Through the film Sarah’s relationship with Jareth, including a strange drug-induced hallucination in which the two are married becomes oddly central, as does Sarah’s maturation into an adult who takes responsibility for her actions. Yet there is a strange sexual tension that builds between the two, exacerbated in part by Bowie’s extremely revealing costume—if you have ever had the urge to see the outline of David Bowie’s penis, you are in luck. In the film’s narrative, Sarah’s maturity, and its sexual connotations, happen in a mysterious other world, a magical place full of goblins, puppet-people, and high fantasy tropes. As Alan Moore put forward in his comic book Lost Girls, which takes for its case study Alice in Wonderland, The Wizard of Oz, and Peter Pan, perhaps these stories about adolescent girls traveling to fantastic realms are really thinly veiled allegories for their sexual awakening.
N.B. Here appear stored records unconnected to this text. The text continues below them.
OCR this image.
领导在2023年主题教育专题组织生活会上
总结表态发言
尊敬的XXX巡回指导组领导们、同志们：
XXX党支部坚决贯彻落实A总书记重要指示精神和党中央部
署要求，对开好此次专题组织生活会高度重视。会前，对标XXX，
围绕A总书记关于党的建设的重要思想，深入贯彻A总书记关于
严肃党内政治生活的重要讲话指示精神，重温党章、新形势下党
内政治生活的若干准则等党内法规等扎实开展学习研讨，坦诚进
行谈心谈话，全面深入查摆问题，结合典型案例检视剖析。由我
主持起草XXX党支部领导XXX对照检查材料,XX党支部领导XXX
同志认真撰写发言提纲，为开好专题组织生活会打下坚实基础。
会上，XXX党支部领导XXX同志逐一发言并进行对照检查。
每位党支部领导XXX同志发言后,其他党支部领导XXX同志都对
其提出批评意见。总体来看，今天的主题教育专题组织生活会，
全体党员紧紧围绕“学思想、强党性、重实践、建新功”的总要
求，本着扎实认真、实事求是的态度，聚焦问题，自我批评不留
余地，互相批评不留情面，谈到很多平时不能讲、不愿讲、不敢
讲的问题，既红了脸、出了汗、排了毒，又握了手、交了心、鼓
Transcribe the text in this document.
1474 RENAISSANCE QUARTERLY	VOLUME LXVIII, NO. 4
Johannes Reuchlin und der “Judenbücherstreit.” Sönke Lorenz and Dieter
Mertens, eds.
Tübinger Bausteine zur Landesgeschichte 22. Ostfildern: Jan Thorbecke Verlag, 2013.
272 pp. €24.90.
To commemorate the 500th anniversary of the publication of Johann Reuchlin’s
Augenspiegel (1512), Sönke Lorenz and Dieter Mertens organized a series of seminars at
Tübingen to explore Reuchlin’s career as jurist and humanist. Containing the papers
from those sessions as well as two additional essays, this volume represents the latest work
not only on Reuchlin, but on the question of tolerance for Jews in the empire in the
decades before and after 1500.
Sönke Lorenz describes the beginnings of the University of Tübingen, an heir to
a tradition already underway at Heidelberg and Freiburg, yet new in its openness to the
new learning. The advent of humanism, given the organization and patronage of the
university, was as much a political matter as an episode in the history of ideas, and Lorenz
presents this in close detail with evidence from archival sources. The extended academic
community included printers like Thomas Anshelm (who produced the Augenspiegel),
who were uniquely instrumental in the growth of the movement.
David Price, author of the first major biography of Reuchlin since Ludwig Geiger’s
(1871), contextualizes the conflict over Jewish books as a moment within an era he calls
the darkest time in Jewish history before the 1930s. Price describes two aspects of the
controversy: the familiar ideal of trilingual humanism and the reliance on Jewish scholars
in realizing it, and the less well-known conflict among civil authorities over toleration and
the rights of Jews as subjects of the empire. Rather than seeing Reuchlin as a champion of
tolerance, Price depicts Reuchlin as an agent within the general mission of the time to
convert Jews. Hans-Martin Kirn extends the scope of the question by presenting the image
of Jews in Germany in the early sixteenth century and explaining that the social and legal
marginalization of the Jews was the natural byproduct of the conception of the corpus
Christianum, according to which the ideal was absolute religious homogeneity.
Labyrinth seems particularly well tuned for this reading, since its goal is procuring a baby. Like all three of Lost Girls’ protagonists, Sarah goes into another secret and magical world, and returns as a more mature, womanly version of herself. There are flashes of Oz around every corner, from Sarah’s three traveling companions to the phony-looking painted backgrounds, yet Labyrinth’s script has some of the sardonic playfulness of films like The Princess Bride—acknowledging the fantasy genre with a knowing wink.
The film is certainly a bit dated, but as a midnight movie, that is a part of the appeal. And as a children’s movie with songs (even songs as unimpressive and forgettable as these) there are certain to be cultish fans in the audience who know every word. As a film Labyrinth is a B-plus, but as a midnight movie it’s hard to imagine better.